Grilled Portobello Mushroom Sherry Soup From: "Omaha Steaks, Let's Grill" by John Harrisson and Frederick Simon

For this recipe you will need:

2 or 3 portobello mushrooms (about 1 pound) cleaned
4 tablespoons olive oil
1 onion, diced
2 cloves garlic, minced
1/4 cup butter
1/2 cup all-purpose flour
2 cups beef stock or water
2 cups vegetable stock or water
1/4 cup dry sherry
2 bay leaves
1 tablespoon minced flat-leaf parsley
Salt and freshly ground black pepper to taste

To prepare this recipe:

Brush the mushrooms with 2 tablespoons of the oil and grill over direct medium heat until they can be easily pierced with the tip of a sharp knife, about 5 minutes per side.

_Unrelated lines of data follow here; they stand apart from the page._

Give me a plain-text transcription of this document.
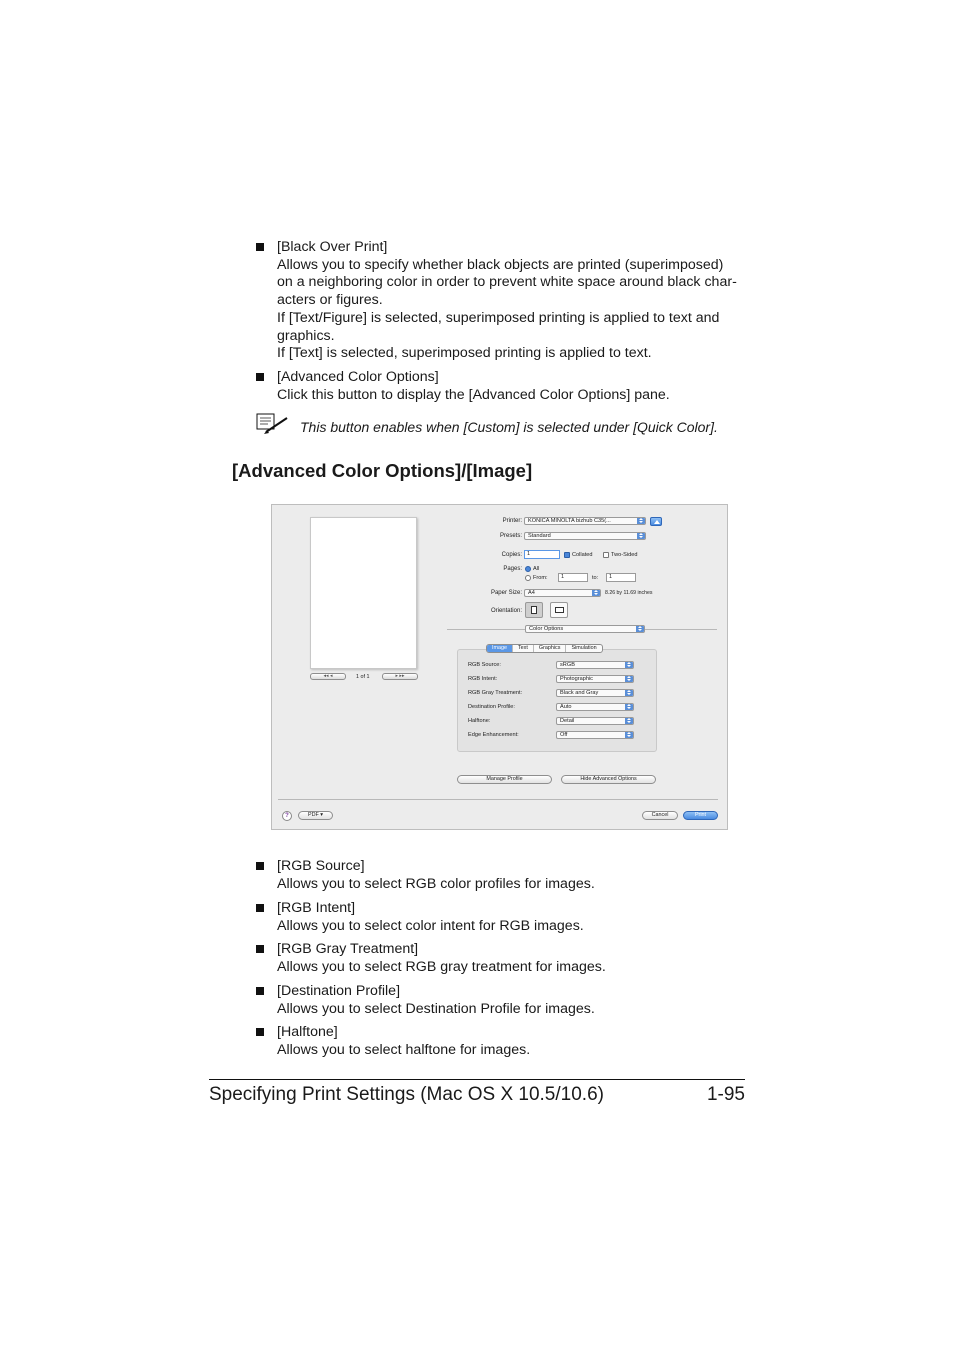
[Black Over Print]
Allows you to specify whether black objects are printed (superimposed)
on a neighboring color in order to prevent white space around black char-
acters or figures.
If [Text/Figure] is selected, superimposed printing is applied to text and
graphics.
If [Text] is selected, superimposed printing is applied to text.
[Advanced Color Options]
Click this button to display the [Advanced Color Options] pane.
This button enables when [Custom] is selected under [Quick Color].
[Advanced Color Options]/[Image]
◂◂ ◂	1 of 1	▸ ▸▸
Printer:	KONICA MINOLTA bizhub C35(...
Presets:	Standard
Copies: 1	Collated	Two-Sided
Pages: All
From:	1	to:	1
Paper Size:	A4	8.26 by 11.69 inches
Orientation:
Color Options
Image	Text	Graphics	Simulation
RGB Source:	sRGB
RGB Intent:	Photographic
RGB Gray Treatment:	Black and Gray
Destination Profile:	Auto
Halftone:	Detail
Edge Enhancement:	Off
Manage Profile	Hide Advanced Options
?	PDF ▾	Cancel	Print
[RGB Source]
Allows you to select RGB color profiles for images.
[RGB Intent]
Allows you to select color intent for RGB images.
[RGB Gray Treatment]
Allows you to select RGB gray treatment for images.
[Destination Profile]
Allows you to select Destination Profile for images.
[Halftone]
Allows you to select halftone for images.
Specifying Print Settings (Mac OS X 10.5/10.6)	1-95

Dice and set aside. Heat the remaining 2 tablespoons of oil in a non-stick skillet pan and sweat the onion and garlic over medium heat for about 7 minutes.

In a heavy saucepan, melt the butter over medium heat and add the flour while stirring, until blended and lightly colored, about five minutes. Gradually stir in the beef and vegetable stocks, and add the sherry, bay leaves, parsley, salt and pepper. Add the cooked mushrooms, onion and garlic, and warm through. Remove the bay leaves before serving.